Mrs Steegstra has been fostering native animals for more than a decade and began with two birds — a rosella and a tawny frogmouth.

‘‘Both died. I was devastated,’’ she said.

‘‘It wasn’t a great start as a foster carer.’’

It certainly didn’t deter her, though. The house has only been without native wildlife for six weeks out of the past 12 years.

The ‘pinkies’ are the hardest work. They’re the joeys who come in often as a result of the mother being killed on the road. The hairless babies have to be fed every three to four hours; 10pm is usually the last feed and 7am the first, so the Steegstras can get some sleep.

Kangaroos also take a lot longer to raise before they can be set free, and often don’t get accepted back into mobs.

At the moment there’s a young brushtail possum — found at Benalla P-12 College — that requires feeding every several hours until the little possum can fend for itself.

Wombats and wallabies are much easier. There are currently three wombats at the shelter: Zoe (aka Fatty), Rocky and Scooter. Scooter has been struggling with ill-health and the vet isn’t sure what her problem is, but Zoe and Rocky have taken over the house and literally barrel into anything in their path head-first.

There was also the pitter patter of little feet as ‘the twins’ reluctantly appeared for lunch.
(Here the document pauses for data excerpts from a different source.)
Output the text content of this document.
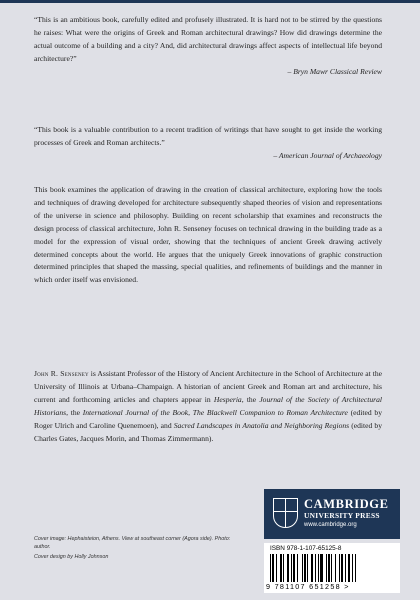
“This is an ambitious book, carefully edited and profusely illustrated. It is hard not to be stirred by the questions he raises: What were the origins of Greek and Roman architectural drawings? How did drawings determine the actual outcome of a building and a city? And, did architectural drawings affect aspects of intellectual life beyond architecture?”

– Bryn Mawr Classical Review

“This book is a valuable contribution to a recent tradition of writings that have sought to get inside the working processes of Greek and Roman architects.”

– American Journal of Archaeology

This book examines the application of drawing in the creation of classical architecture, exploring how the tools and techniques of drawing developed for architecture subsequently shaped theories of vision and representations of the universe in science and philosophy. Building on recent scholarship that examines and reconstructs the design process of classical architecture, John R. Senseney focuses on technical drawing in the building trade as a model for the expression of visual order, showing that the techniques of ancient Greek drawing actively determined concepts about the world. He argues that the uniquely Greek innovations of graphic construction determined principles that shaped the massing, special qualities, and refinements of buildings and the manner in which order itself was envisioned.

John R. Senseney is Assistant Professor of the History of Ancient Architecture in the School of Architecture at the University of Illinois at Urbana–Champaign. A historian of ancient Greek and Roman art and architecture, his current and forthcoming articles and chapters appear in Hesperia, the Journal of the Society of Architectural Historians, the International Journal of the Book, The Blackwell Companion to Roman Architecture (edited by Roger Ulrich and Caroline Quenemoen), and Sacred Landscapes in Anatolia and Neighboring Regions (edited by Charles Gates, Jacques Morin, and Thomas Zimmermann).

Cover image: Hephaisteion, Athens. View at southeast corner (Agora side). Photo: author.
Cover design by Holly Johnson
CAMBRIDGE
UNIVERSITY PRESS
www.cambridge.org
ISBN 978-1-107-65125-8
9 781107 651258 >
The two timid swamp wallabies had a quick bottle and returned to their ‘pouches’.

The wallabies are the most adventurous of the lot, and bedroom doors need to be kept closed so they don’t used the beds as a trampoline.

Once they’re ‘‘off the bottle’’ the wombats, kangaroos and wallabies are taken to one of several properties where other volunteers ‘dehumanise’ them and eventually set them free into nearby native forests.

Apart from occasional government grants, the Steegstras pay for everything themselves with a little help from local vets in treating the sick animals.